2. Modifiye nükleosid trifosfatlar HPLC ile saflaştırılması

  1. Trietilamonyum bikarbonat (Teab) bir 1 M stok çözeltisinin hazırlanması: 40
    1. Damıtılmış ve süzüldü H 2 O'dan ≈ 600 ml trietilamin 1 mol (139 mi) ihtiva eden bir çözelti hazırlayın
    2. Kabarcık CO2 (kuru buz ve bir gaz kabarcık ile) kuvvetli karıştırma altında çözelti içine 7.6 bir pH (bu, en az 10 saat sürer) ulaşana kadar. Bu stok çözeltisi, bir aya kadar buzdolabında muhafaza edilebilir.
  2. Arıtma:
    1. Ultra saf su içinde 50 mM Teab 2 L (eluent A) a: 1 M stok çözelti hazırlayın iki geçici belleknd 50% MeCN (eluent B) 50 mM Teab 1 L. Her iki yıkama sıvıları vakum altında ve 20 dakika boyunca karıştırıldıktan Degas (dikkat ve özen gaz alma sırasında CO2 kaldırarak pH değerini değiştirmek için o kadar olarak gereklidir).
    2. 300 ul damıtılmış H2O içinde ham trifosfat 10 ul eritilerek, bir analitik numune hazırlayın ve bir yarı-hazırlayıcı RP kolonu (C18) ile donatılmış ve değişen bir gradyan kullanılarak, bir HPLC sistemi içine enjekte edilir, 40 dakika içinde% 0-100 B (Şekil 4). Trifosfat R t (genellikle kromatogramda ana pik olan) ve (a biraz daha düşük R t vardır) difosfat göre HPLC programı ayarlayın. Bu koşulları ve bazı difosfat içerebilir ilk fraksiyonlar kaldırarak kullanılarak ham karışım arındırın.
    3. Ürünü içeren tüm fraksiyonlar birleştirilir ve dondurularak kuru (istenmeyen diphosph için hidrolizini minimuma indirmek amacıyla, döner buharlaştırıcı üzerinde buharlaştırma tercih edilir) yedik. (Saflaştırma maddesi kalıntısı trietilamin çıkarmak için) ultra-saf su ile bir kaç kez Coevaporate. NMR ile trifosfat saflığını standart protokoller uygulanmasıyla (1H ve31P NMR her ikisi) ve MALDI-TOF (bkz. Şekil 5) değerlendirmek. Bu protokolün uygulanması ile elde edilen tipik verimler, tipik olarak alt tabakaya bağlı olarak,% 30-70 aralığı içinde yer alır.

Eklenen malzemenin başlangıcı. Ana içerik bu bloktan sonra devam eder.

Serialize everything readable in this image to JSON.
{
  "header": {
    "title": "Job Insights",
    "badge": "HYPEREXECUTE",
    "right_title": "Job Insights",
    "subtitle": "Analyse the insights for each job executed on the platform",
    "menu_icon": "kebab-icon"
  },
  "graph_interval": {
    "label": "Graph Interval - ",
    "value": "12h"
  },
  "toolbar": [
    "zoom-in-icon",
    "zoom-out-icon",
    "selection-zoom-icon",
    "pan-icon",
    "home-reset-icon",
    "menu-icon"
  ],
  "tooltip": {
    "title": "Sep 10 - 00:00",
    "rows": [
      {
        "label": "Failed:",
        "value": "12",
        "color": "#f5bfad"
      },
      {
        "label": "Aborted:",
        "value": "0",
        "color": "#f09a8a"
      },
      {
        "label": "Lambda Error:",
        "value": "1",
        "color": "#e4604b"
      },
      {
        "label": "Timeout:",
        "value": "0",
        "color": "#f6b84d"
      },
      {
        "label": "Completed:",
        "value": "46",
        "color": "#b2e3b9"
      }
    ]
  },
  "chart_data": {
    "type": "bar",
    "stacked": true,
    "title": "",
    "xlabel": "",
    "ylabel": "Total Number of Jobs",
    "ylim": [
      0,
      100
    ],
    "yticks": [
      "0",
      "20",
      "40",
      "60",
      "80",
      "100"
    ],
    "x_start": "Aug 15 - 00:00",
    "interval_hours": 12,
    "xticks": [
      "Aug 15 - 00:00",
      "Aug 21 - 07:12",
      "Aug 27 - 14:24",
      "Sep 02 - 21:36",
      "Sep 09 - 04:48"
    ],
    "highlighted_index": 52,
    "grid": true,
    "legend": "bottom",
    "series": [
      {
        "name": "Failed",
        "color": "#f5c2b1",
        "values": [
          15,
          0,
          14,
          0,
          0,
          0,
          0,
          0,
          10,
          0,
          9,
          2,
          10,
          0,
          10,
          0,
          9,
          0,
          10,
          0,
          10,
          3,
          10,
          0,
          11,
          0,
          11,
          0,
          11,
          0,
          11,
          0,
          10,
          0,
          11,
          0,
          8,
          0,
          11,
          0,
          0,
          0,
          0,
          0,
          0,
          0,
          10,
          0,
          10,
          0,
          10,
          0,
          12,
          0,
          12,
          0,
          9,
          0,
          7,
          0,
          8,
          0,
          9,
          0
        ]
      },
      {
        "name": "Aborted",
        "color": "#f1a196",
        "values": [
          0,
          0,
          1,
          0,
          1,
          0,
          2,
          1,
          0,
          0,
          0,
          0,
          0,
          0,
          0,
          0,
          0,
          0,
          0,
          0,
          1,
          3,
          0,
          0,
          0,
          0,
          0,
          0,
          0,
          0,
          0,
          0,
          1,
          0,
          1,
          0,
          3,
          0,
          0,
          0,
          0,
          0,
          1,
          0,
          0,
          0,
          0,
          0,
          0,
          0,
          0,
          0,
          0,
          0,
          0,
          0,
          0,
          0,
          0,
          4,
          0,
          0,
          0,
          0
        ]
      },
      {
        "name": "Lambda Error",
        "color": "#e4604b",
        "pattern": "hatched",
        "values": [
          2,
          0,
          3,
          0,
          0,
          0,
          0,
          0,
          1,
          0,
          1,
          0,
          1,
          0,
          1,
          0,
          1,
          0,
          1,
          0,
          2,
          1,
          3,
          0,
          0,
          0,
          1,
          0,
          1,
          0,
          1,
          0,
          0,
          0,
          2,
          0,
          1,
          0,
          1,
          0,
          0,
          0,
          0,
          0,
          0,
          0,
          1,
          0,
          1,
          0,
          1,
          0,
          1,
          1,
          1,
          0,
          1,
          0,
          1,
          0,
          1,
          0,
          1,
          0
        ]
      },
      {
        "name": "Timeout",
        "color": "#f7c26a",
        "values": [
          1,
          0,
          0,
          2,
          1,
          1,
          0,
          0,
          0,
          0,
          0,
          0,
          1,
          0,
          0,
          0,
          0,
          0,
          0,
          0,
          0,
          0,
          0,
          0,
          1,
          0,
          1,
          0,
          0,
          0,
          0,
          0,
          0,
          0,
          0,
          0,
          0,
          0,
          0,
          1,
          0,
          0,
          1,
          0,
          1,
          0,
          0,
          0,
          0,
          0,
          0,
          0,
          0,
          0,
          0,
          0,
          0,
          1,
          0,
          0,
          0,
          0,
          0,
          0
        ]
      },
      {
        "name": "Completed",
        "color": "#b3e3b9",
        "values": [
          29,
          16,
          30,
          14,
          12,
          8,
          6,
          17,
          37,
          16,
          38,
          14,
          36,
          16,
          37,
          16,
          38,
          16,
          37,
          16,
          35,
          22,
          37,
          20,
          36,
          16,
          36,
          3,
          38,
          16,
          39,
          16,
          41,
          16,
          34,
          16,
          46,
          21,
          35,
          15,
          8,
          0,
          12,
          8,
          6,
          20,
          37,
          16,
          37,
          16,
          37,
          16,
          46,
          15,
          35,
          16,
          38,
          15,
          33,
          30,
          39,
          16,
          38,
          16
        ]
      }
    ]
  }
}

3. Primer Uzatma Reaksiyonları ve TdT Polimerizasyon

  1. Primerin 5'-uç etiketleme
    1. Uygun primerin 30 pmol karıştırın (örneğin P1, Malzeme Listesi) 10x polinükleotid kinaz (PNK) tamponu, γ-[32P]-ATP, PNK 1 ul ve GKD 2 O 3 ul için (4 ul 40 ul toplam reaksiyon hacmi). 30 dakika boyunca 37 ° C'de inkübe edin ve reaksiyon karışımı daha sonra kinaz (70 ° C 'de 10 dakika) ısı devre dışı bırakır.
    2. Etiketleme reaksiyonu sırasında hazırlamaksilanize cam yünü ile 1 ml pipet takıp ve G10 çözeltisi (GKD 2 O içinde% 10, otoklav) ile ucu doldurarak bir Sephadex G10 kolonu. Spin ve 500 ul GKD 2 O ve 50 ul GKD 2 O. ile son bir kez yıkama ile üç kez yıkayın (Serbest radyoaktif etiket çıkarmak için) G10 boyunca reaksiyon karışımının çalıştırın.
    3. Jel (PAGE% 20) radyo-etiketli primer arındırmak ve ezmek uygulanmasıyla kurtarmak ve 15 için 72 ° C'de% 1 LiClO 4 ve 1 mM 3 NEt (pH 8) ihtiva eden sulu bir çözelti ile 500 ul bir yöntem (yani, bir elüsyon emmek dk). Çökelti etanol ve G10 elüt oligonükleotid tuzunun giderilmesi.
  2. Primer uzatma reaksiyonu
    1. Tavlama 1 radyo-etiketli primer P1 pmol, 10 pmol primer P1 ve 10 (kullanılacak polimerazın tedarikçi tarafından sağlanan) 10x reaksiyon tamponu içinde şablon T1 (Malzeme Listesi) pmol t yerleştirerekUbe, sıcak (90-95 ° C) su içinde ve yavaş yavaş (45 dakika boyunca), oda sıcaklığına kadar soğuması için izin verilir.
    2. Buz üzerinde tüp koyun ve (sırayla) dNTP kokteyl ekleyin (değiştirilmiş veya her ikisini de içeren, doğal trifosfatı, 100 uM son konsantrasyon) ve DNA polimeraz 1 U (ekzo (Vent - Klenow, Pwo ya da 9 ° N,) m) ve 20 ul toplam reaksiyon hacmi için, su () ile tam. (-) Kullanılıyor Vent (ekzo 30 dakika boyunca, örneğin 60 ° C) enzim en uygun çalışma sıcaklığında inkübe edin.
    3. Durdurma solüsyonu (formamid (% 70), etilendiamintetraasetik asit (EDTA, 50 mM), bromofenol mavisi (% 0.1), ksilen siyanol (% 0.1)) 20 ul ekle örnekleri (95 ° C, 5 dakika) ısı, soğuk aşağı (0 ° C), ve denatüre poliakrilamid jel elektroforezi ile çözmek. Fosforimagere canlandırın.
  3. TdT polimerizasyon
    1. Tek şeritli 7 pmol seyreltin, Etiketlenmemiş primer P2 (Malzeme listesi), 1 ul tampon maddesi TdT 10x in radyo-etiketli primerden 1 pmol.
    2. Buz üzerinde tüp koyun ve (sırayla) (10 ve 200 uM arasında bulunan uygun bir konsantrasyonda) dNTP kokteyl ile TdT polimeraz (4 U) ekleyin. 1 saat boyunca 37 ° C'de inkübe edilir. Stop solüsyonu 10 ul ekleyin örnekleri (95 ° C, 5 dakika) ısıtın, (0 ° C) soğumaya bırakın ve (SAYFA 15%) denatüre poliakrilamid jel elektroforezi ile çözmek. Fosforimagere canlandırın.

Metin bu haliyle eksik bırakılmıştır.